4) Keisuke Koide / Masato Nishizaki
As for Nishizaki, his character has one of the worst dark past of the 3 (Sugishita, Naruse and Ando). Koide Keisuke’s portrayal of Nishizaki was interesting. He just knows everything. He was a law school student who wanted to be a writer. He is also obsessed with love and learning what everyone’s “ultimate love” is. He craved a simple life and desperately loved Nobara—the apartment complex where he, Ando, and Sugishita all lived. While he became friends with the other two and even tried to help push them together, he kept his scars and past to himself… while Sugishita did the same as well.


I really didn't think much about the soundtrack as I began watching it but it really did blow me away. Of course after watching the drama the theme song (“Silly”) by Leo Ieiri went from just okay to outstanding and played a really big role in giving me all the feels even though the environment itself was depressing at times. This is one of the reasons why songs from dramas have more impact for me because I always think back to the drama whenever I hear the song. This is one of those dramas also certainly didn’t let me down with the cinematography during the episodes of Sugishita and Naruse’s hometown, “Aokage jima” shooted at Shodoshima island with its beautiful and wide scenery give off that nostalgic feeling. F.Y.I. my most favorite episodes are when they’re in the island or maybe it’s just me being obessed with for stories like this.

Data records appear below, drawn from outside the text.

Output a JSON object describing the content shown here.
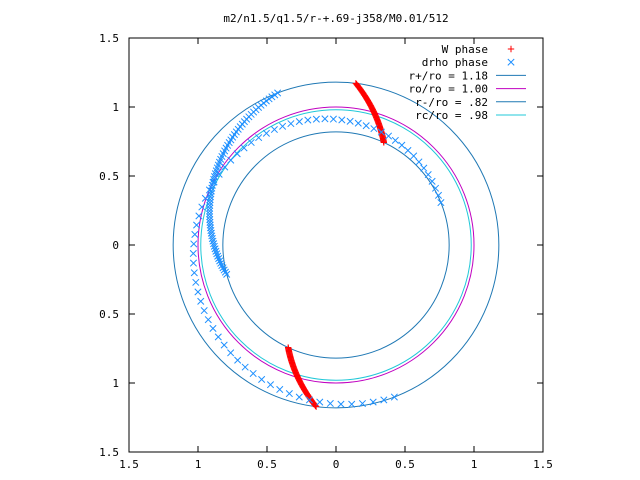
{
  "chart_data": {
    "type": "scatter",
    "title": "m2/n1.5/q1.5/r-+.69-j358/M0.01/512",
    "xlabel": "",
    "ylabel": "",
    "xlim": [
      -1.5,
      1.5
    ],
    "ylim": [
      -1.5,
      1.5
    ],
    "x_ticks": [
      -1.5,
      -1,
      -0.5,
      0,
      0.5,
      1,
      1.5
    ],
    "y_ticks": [
      -1.5,
      -1,
      -0.5,
      0,
      0.5,
      1,
      1.5
    ],
    "x_tick_labels": [
      "1.5",
      "1",
      "0.5",
      "0",
      "0.5",
      "1",
      "1.5"
    ],
    "y_tick_labels": [
      "1.5",
      "1",
      "0.5",
      "0",
      "0.5",
      "1",
      "1.5"
    ],
    "grid": false,
    "legend_position": "top-right",
    "series": [
      {
        "name": "W phase",
        "kind": "points",
        "marker": "plus",
        "color": "#ff0000",
        "arcs": [
          {
            "r_start": 1.18,
            "theta_start_deg": 83,
            "r_end": 0.82,
            "theta_end_deg": 65
          },
          {
            "r_start": 1.18,
            "theta_start_deg": 263,
            "r_end": 0.82,
            "theta_end_deg": 245
          }
        ]
      },
      {
        "name": "drho phase",
        "kind": "points",
        "marker": "cross",
        "color": "#1e90ff",
        "arcs": [
          {
            "r_start": 1.18,
            "theta_start_deg": 111,
            "r_end": 0.82,
            "theta_end_deg": 195
          },
          {
            "r_start": 0.82,
            "theta_start_deg": 22,
            "r_end": 1.18,
            "theta_end_deg": 291
          }
        ]
      },
      {
        "name": "r+/ro = 1.18",
        "kind": "circle",
        "r": 1.18,
        "color": "#1f78b4"
      },
      {
        "name": "ro/ro = 1.00",
        "kind": "circle",
        "r": 1.0,
        "color": "#c000c0"
      },
      {
        "name": "r-/ro = .82",
        "kind": "circle",
        "r": 0.82,
        "color": "#1f78b4"
      },
      {
        "name": "rc/ro = .98",
        "kind": "circle",
        "r": 0.98,
        "color": "#20c8d8"
      }
    ]
  }
}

Overall, 'N no Tame ni' shows many aspects of life, taking the viewer on a beautifully poignant, vividly evocative and greatly inspiring journey from start to finish. It's been a long time since I watched a drama that held my attention so much. Really enjoyed all the plot twists. It's been an unbelievable ride. I will definitely be keeping tabs on Kubota Masataka’s and Eikura Nana’s future projects.

FINAL SCORE: 10/10. *pencil-clicking sound* “A-ma-zing”! This drama is hands down the best drama I’ve seen and rightfully has earned a spot in my 'Forever Favorites' list. No other drama has spoken to me in such a real way. I believe this is a drama that I can re-watch... even if I already know the big secrets.

Highly recommended... this, just make sure you follow the dialogue, otherwise you will miss the whole story!